SIDOARJO — Sosok Nurul Huda kini kembali menjadi perbincangan hangat di kalangan suporter The Lobster. Asisten pelatih yang dikenal loyal ini kembali didaulat manajemen Deltras FC sebagai caretaker untuk menakhodai tim dalam sisa 6 pertandingan krusial musim 2025/2026, pasca dilepasnya pelatih kepala Widodo Cahyono Putro.
Bagi pria asli Desa Klagen, Kecamatan Sukodono ini, peran sebagai “juru selamat” sementara bukanlah hal baru. Pengalamannya yang matang di berbagai transisi kepelatihan menjadikannya figur paling dipercaya oleh manajemen.
Rekam Jejak Sang Penjaga Stabilitas
Nurul Huda telah membuktikan kapasitasnya sebagai asisten pelatih yang mampu beradaptasi dengan berbagai karakter pelatih kepala ternama. Berikut adalah perjalanan dedikasinya bersama Deltras FC:
-
Musim 2021/2022: Menjadi asisten pelatih M. Zein Alhadad dan sukses membawa Deltras promosi dari Liga 3 ke Liga 2.
-
Musim 2022/2023: Mendampingi pelatih kepala Ibnu Grahan.
-
Musim 2023/2024: Menjadi bagian dari staf kepelatihan di bawah komando Widodo C. Putro.
-
Musim 2024/2025: Menjadi caretaker di babak 8 besar menggantikan (Alm) Bejo Sugiantoro yang saat itu terkena sanksi.
Karier Gemilang: Dari Lapangan Hijau ke Kursi Kepelatihan
Sebelum terjun ke dunia kepelatihan, Nurul Huda adalah bek tangguh yang malang melintang di kasta tertinggi Liga Indonesia. Ia tercatat pernah membela klub-klub besar seperti Persebaya Surabaya, Persikabo Bogor, PSIM Yogyakarta, Pelita Jaya, PSIS Semarang, Persema Malang, hingga menjadi ikon di Persijap Jepara.

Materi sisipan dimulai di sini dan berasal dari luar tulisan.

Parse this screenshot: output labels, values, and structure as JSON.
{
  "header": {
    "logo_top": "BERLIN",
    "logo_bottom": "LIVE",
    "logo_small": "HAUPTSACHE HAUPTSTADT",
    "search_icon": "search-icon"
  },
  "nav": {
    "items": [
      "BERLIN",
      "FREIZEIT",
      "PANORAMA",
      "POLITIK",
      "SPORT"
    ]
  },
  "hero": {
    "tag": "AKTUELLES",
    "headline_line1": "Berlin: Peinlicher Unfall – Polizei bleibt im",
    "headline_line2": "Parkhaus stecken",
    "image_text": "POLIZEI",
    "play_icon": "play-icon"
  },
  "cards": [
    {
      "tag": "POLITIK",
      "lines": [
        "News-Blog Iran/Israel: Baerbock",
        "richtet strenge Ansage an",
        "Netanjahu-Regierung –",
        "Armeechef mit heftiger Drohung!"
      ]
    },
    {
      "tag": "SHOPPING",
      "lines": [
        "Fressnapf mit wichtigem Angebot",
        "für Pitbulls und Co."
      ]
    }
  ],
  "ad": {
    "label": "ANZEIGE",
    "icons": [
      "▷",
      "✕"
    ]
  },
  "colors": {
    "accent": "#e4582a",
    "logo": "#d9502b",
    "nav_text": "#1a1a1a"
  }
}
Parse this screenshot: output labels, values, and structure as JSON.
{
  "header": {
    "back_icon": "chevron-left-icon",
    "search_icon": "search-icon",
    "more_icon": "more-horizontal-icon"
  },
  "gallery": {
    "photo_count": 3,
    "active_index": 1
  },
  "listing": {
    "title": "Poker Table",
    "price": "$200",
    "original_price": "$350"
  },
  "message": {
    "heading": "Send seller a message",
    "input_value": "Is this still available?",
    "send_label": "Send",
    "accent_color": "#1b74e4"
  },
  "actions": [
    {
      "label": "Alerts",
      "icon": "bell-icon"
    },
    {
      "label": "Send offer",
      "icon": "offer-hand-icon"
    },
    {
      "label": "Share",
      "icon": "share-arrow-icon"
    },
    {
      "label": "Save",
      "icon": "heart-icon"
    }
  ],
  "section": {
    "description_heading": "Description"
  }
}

Usai gantung sepatu, kecintaannya pada sepak bola Sidoarjo membawanya melatih akademi lokal, menakhodai Deltras U-17 di Piala Soeratin (2017), hingga sempat menangani Bhayangkara U-18 (2020).
Harapan di Sisa Musim 2026
Kini, beban berat ada di pundak Huda untuk menjaga asa Deltras FC di sisa kompetisi. Pengalamannya membawa tim promosi pada musim pertamanya menjadi modal kepercayaan diri bagi para pemain dan suporter.
Ketenangan dan pemahamannya yang mendalam terhadap filosofi permainan Deltras diharapkan mampu membawa dampak positif secara instan. Bagi publik Sidoarjo, Nurul Huda bukan sekadar asisten, melainkan simbol loyalitas putra daerah yang selalu siap sedia saat tim kebanggaan membutuhkan arah.